Ben bu düşüncelere dalmışken odanın önüne gelmiştim bile. Kapıyı açarak odaya girdim. Elimdeki suyu yatağın yanındaki çekmeceye koyarak yatağa oturdum.
Merdivendeki konuşmalar bir bir aklıma geldi. Bu yurtta benim hiç arkadaşım yok. Fazla sosyal biri değilim.
Kimseyle konuşmam bu huyum okuldada öyle tabi. Benle konuşmaya gelenlerde bir iki kez denemiş, başaramayınca da kimse yanıma gelmez olmuştu.
Bundan üç yıl önce Tuba ve grubu benim önümü kesmiş ve haraç istemişti.
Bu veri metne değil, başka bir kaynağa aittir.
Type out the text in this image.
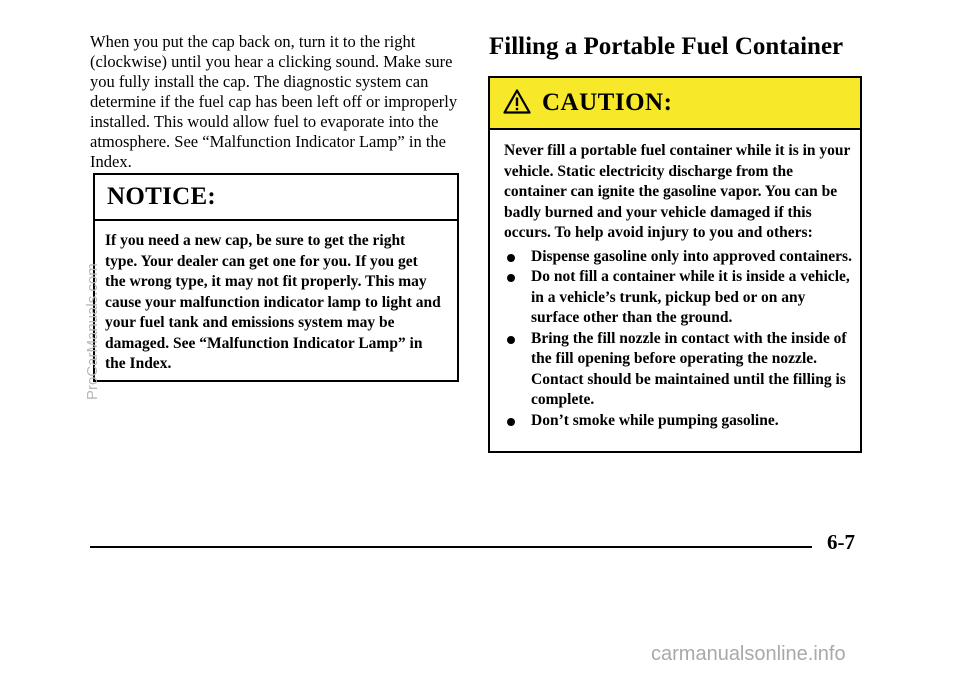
When you put the cap back on, turn it to the right (clockwise) until you hear a clicking sound. Make sure you fully install the cap. The diagnostic system can determine if the fuel cap has been left off or improperly installed. This would allow fuel to evaporate into the atmosphere. See “Malfunction Indicator Lamp” in the Index.

NOTICE:
If you need a new cap, be sure to get the right type. Your dealer can get one for you. If you get the wrong type, it may not fit properly. This may cause your malfunction indicator lamp to light and your fuel tank and emissions system may be damaged. See “Malfunction Indicator Lamp” in the Index.
Filling a Portable Fuel Container
CAUTION:
Never fill a portable fuel container while it is in your vehicle. Static electricity discharge from the container can ignite the gasoline vapor. You can be badly burned and your vehicle damaged if this occurs. To help avoid injury to you and others:
Dispense gasoline only into approved containers.
Do not fill a container while it is inside a vehicle, in a vehicle’s trunk, pickup bed or on any surface other than the ground.
Bring the fill nozzle in contact with the inside of the fill opening before operating the nozzle. Contact should be maintained until the filling is complete.
Don’t smoke while pumping gasoline.
6-7
ProCarManuals.com
carmanualsonline.info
Tabi bende bunlara paramı kaptıracak göz varmıydı.
Zaten aldığımız aylık para sınırı belli. Bende onları geçiştirip müdüre hanıma şikayet etmiştim. Müdüre hanımda onlara güzel bir ceza vermişti.
Bütün yurdu baştan aşağı temizlemişlerdi. Tabi birde burada çalışan Hacer anneye de yardım etmişlerdi. Bu zaman diliminde Müdüre hanımın gözü üstlerinde olduğu için bana bulaşmamışlardı ama ceza süresi bittikten bir gün sonra odama gelmişler ve bana hakaret edip tehdit etmişlerdi.
Tabi bende boks kursuna yeni yazılmıştım. Bunlar bana saldırınca bende onlara yeni öğrendiğim bütün teknikleri uygulamıştım.
Tabi bunun sonucunda hepimiz kınama cezası almıştık ve Müdüre hanımın ikinci emrine kadar akşam yemekleri yememiştik.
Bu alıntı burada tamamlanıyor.